Results, in %, comparing VLMaps to other models in a multi-object navigational task with multiple sub-goals. – Source

 

VLMaps also achieves much higher zero-shot spatial goal navigation success rates than the other open-vocabulary zero-shot navigation baseline alternatives.

 

Table comparing the results, in percentages, of VLMaps against other goal navigation models for zero-shot navigation tasks. VLMaps achieved the highest success rates across all categories, achieving 62%, 33%, 14%, and 10% success rates for navigating to 1, 2, 3, and 4 subgoals in a row, respectively.
Results, in %, of VLMaps’ experimental test runs compared with other goal navigation models for zero-shot navigation tasks. – Source

 

Another area where VLMaps shows promising results is in cross-embodiment navigation to optimize route planning. In this case, VLMaps generated different obstacle maps for robot embodiments, a ground-based LoCoBot, and a flying drone. When provided with a drone map, the drone significantly improved its performance by creating navigation maps to fly over obstacles. This shows VLMap’s efficiency at both 2D and 3D spatial navigation.

 

Image grid showing the navigation capablities of VLMaps integrated with a ground-based LoCoBot and flying drone. Both are given the instruction "Navigate to the laptop." While the LoCoBot created a navigation map with a route to go around objects, the drone could take a direct path flying over them.
Given the same natural language instruction, a ground-based and air-based drone will come up with different navigation routes. – Source

 

Similarly, during testing, AVLMaps outperformed VLMaps with both standard AudioCLIP and wav2clip in solving ambiguous goal navigation tasks. For the experiment, robots were made to navigate to one sound goal and one object goal in a sequence.

 

Table showing the results of AVLMaps' multimodal ambiguous goal navigation. AVLMaps achieved 46.2% success rate for sound goals and 55.5% success rate for object goals.
Results, in %, of AVLMaps’ multimodal ambiguous goal navigation experiment. – Source

What’s Next for Robotic Navigation?

While models like VLMaps and AVLMaps show potential, there is still a long way to go. To mimic the navigational capabilities of humans and be useful in more real-life situations, we need systems with even higher success rates in carrying out complex, multi-goal navigational tasks.

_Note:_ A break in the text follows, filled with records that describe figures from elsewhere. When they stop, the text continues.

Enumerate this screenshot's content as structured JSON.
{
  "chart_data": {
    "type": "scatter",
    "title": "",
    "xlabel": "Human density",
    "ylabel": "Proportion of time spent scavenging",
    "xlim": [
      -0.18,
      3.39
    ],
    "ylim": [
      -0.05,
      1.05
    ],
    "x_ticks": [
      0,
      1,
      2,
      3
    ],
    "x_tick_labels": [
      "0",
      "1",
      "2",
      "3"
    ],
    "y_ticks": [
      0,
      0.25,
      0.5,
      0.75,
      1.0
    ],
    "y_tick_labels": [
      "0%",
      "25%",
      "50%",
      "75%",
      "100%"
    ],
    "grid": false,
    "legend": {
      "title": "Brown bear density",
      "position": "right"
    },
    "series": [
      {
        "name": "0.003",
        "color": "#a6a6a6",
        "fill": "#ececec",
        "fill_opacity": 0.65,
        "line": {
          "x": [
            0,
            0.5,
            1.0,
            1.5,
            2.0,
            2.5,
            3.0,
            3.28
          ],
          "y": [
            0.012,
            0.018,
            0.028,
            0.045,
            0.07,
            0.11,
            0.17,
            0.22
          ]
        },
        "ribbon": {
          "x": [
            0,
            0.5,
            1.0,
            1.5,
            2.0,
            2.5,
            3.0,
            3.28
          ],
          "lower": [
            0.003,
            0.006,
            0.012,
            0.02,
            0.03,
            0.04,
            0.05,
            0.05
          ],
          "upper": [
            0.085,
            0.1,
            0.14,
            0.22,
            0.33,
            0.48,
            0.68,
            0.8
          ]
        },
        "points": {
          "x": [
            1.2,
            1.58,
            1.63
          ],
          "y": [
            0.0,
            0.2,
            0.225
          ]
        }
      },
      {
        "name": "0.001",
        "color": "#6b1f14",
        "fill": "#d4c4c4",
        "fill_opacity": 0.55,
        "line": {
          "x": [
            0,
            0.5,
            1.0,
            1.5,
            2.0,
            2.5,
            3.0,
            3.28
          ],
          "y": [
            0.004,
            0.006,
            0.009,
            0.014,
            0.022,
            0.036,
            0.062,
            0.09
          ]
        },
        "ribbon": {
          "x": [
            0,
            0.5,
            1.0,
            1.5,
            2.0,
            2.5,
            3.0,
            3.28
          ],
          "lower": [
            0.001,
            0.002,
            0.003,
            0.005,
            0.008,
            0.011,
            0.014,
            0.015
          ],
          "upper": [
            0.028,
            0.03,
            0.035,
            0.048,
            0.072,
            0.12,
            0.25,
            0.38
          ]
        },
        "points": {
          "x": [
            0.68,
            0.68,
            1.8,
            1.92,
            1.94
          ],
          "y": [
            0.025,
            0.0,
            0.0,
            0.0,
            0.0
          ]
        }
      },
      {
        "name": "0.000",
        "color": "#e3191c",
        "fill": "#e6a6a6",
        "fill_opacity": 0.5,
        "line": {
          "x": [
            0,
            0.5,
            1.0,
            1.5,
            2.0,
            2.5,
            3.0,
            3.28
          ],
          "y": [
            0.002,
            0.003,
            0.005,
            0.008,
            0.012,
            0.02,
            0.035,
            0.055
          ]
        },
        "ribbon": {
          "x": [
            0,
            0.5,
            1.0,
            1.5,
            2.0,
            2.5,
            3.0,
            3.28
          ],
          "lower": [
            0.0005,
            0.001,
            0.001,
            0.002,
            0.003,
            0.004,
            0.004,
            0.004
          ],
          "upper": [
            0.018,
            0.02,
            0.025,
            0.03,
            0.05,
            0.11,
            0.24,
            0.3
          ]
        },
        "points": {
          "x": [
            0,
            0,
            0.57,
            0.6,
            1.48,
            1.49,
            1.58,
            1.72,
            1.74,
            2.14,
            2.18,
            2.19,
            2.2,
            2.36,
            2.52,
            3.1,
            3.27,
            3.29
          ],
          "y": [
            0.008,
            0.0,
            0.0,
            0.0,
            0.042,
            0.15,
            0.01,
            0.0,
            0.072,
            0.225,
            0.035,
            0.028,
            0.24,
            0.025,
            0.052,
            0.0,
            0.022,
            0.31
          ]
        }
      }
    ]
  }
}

Furthermore, these experiments used basic, drone-like robotics. We have yet to see how these advanced navigational models can be combined with more human-like systems.

Another active area of research is Event-based SLAM. Instead of relying purely on sensory information, these systems can use events to disambiguate goals or open up new navigational opportunities. Instead of using single frames, these systems capture changes in lighting and other characteristics to identify environmental events.

As these methods evolve, we can expect increased adoption in fields like autonomous vehicles, nanorobotics, agriculture, and even robotic surgery.